En 1915, par exemple, le VVS (mouvement secret regroupant des militants émanant des quatre coins de l’île) a donné consigne aux militaires envoyés dans le sud de ne pas tirer sur les compatriotes « Sadiavahy », en révolte contre les impôts coloniaux. Significatif aussi est le « Tabataba 47 » où des Malgaches de tous origines se sont soulevés contre les colons afin de libérer la patrie. 100.000 Malgaches ont péri lors de la répression qui s’ensuivit. Ce qui n’a pas empêché le Gouverneur de Chevigné de dire au président français Vincent Auriol, « A Tana, il y a peut-être 2 à 3000 personnes qui seraient heureuses de vous voir partir, mais c’est tout, ça ne va pas plus loin (…) des complots de salon, des petits conciliabules de soir, après dîner, où l’on refait la Constitution, où l’on refait l’Etat malgache ». Un faux-rapport qui n’est pas sans rappeler ceux adressés à Iavoloha à chaque mouvement de de foule sur la place du 13 mai.

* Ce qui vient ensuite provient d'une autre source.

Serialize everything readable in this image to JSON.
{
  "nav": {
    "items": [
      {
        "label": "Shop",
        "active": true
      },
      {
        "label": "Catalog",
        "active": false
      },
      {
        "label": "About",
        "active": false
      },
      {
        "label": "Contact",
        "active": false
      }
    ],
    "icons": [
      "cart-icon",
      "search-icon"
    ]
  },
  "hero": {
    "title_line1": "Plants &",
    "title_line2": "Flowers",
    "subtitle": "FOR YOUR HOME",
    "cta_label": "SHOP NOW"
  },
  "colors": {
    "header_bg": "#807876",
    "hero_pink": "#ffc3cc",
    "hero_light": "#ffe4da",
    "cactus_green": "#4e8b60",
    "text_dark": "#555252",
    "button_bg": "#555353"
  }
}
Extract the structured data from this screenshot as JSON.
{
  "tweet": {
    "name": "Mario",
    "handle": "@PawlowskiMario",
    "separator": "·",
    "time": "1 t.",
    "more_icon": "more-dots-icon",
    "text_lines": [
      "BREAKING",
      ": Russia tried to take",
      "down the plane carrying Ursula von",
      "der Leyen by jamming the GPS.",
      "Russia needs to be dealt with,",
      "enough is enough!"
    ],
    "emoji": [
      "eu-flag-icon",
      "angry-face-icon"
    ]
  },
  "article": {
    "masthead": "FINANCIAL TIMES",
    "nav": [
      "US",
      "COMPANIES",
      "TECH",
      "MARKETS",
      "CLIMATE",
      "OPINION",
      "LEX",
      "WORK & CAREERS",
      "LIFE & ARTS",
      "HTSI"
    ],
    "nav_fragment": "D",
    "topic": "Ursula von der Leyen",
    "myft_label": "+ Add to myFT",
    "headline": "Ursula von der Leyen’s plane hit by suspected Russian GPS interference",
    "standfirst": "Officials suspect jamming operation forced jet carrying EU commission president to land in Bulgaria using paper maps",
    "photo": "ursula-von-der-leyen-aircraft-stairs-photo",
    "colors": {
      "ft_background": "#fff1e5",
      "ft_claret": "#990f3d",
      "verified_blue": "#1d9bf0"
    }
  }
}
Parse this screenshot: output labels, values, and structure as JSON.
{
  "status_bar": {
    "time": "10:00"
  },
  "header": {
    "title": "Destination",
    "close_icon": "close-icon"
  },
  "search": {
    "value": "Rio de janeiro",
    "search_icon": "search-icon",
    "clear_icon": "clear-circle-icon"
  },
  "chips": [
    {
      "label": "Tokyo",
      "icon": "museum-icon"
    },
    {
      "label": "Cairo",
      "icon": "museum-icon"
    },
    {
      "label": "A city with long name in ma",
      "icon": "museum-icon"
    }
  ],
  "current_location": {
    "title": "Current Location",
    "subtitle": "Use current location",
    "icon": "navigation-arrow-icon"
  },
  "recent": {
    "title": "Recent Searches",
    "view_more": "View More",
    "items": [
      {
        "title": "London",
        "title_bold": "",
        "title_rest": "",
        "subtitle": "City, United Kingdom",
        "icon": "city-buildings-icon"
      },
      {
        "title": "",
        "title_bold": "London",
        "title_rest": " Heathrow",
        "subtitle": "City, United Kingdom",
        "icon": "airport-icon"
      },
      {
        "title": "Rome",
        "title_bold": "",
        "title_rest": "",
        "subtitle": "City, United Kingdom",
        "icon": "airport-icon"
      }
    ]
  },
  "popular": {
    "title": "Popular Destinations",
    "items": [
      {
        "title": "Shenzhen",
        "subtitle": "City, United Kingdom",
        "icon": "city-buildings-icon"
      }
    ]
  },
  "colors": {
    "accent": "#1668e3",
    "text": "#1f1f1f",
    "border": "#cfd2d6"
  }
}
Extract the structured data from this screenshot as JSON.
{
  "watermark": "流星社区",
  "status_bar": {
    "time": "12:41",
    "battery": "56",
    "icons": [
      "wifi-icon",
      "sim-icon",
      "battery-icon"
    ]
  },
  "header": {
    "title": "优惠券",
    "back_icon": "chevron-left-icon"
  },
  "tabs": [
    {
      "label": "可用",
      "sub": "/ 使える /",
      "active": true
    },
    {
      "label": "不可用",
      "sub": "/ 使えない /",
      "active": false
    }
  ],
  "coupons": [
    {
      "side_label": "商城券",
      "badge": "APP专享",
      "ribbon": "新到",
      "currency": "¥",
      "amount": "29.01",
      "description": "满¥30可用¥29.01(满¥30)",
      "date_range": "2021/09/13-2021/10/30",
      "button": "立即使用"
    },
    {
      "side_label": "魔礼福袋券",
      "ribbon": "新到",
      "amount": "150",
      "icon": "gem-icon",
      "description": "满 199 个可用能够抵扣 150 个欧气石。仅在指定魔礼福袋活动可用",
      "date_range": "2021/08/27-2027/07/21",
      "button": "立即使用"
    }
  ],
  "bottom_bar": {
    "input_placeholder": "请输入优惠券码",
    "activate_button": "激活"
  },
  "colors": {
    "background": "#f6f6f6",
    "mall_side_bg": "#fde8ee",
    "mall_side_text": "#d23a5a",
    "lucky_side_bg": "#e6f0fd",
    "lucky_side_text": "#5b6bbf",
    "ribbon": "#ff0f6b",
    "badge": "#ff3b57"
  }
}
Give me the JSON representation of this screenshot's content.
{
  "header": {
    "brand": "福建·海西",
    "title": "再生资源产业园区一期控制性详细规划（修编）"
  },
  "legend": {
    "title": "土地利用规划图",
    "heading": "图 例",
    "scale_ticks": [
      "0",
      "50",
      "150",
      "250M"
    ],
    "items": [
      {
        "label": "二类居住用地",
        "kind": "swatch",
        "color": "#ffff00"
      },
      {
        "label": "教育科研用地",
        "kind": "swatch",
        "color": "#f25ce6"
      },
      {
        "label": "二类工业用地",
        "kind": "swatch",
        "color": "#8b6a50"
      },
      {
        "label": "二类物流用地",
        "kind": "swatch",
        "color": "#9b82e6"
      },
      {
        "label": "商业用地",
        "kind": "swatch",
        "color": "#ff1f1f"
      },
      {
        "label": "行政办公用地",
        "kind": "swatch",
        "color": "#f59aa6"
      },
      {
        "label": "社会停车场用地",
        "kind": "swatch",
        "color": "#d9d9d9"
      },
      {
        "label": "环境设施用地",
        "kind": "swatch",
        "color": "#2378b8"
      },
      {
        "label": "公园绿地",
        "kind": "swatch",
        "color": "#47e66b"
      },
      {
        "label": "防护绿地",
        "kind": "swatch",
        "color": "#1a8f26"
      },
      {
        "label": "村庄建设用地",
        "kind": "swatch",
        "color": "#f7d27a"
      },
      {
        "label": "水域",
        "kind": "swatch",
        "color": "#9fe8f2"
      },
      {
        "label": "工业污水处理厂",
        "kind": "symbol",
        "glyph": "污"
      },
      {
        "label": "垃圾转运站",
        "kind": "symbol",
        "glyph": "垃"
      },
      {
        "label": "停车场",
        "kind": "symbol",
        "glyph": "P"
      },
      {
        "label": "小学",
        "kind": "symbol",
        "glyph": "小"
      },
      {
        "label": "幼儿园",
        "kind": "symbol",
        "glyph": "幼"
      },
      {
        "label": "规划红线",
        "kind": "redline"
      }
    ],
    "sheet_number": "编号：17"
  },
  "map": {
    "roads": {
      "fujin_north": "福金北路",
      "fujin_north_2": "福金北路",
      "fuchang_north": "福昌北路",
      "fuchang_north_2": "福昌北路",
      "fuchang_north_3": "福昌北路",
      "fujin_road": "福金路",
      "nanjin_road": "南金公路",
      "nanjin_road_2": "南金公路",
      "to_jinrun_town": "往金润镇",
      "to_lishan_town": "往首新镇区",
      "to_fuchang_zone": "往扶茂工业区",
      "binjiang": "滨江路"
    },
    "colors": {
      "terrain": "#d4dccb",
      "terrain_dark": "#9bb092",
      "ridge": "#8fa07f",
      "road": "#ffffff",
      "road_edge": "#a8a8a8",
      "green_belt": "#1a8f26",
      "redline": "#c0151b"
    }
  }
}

A lire aussi : 13 mai ’72, la genèse qui a conduit à l’apocalypse now !

Malgré tout, plutôt récent, le sentiment nationaliste est encore fragile à Madagascar. C’est pourquoi les politiciens, émules de Galliéni, sont tentés à chaque fois de la malmener à chaque crise de régime. 
Mai ’72 a bel et bien renversé un régime, mais il n’a pas mis fin pour autant au vieux plan colonial de garder une main sur les affaires de Madagascar, même après son indépendance. Le particide du MDRM (jugé trop anti-français) avait principalement pour but d’éliminer l’élite nationaliste, d’où qu’il vient, pour laisser la place aux collabos, les partisans du « sympathique » PADESM.

Heureusement, Madagascar n’est pas le Rwanda, et la Yougoslavie est loin. Comme les États-Unis, toute proportion gardée, la Nation malgache est le fruit d’un melting-pot. Mais Madagascar n’a pas besoin d’une guerre de Sécession. Alors, s’il vous plaît messieurs les politiciens, faites-nous l’économie d’un conflit ethnique.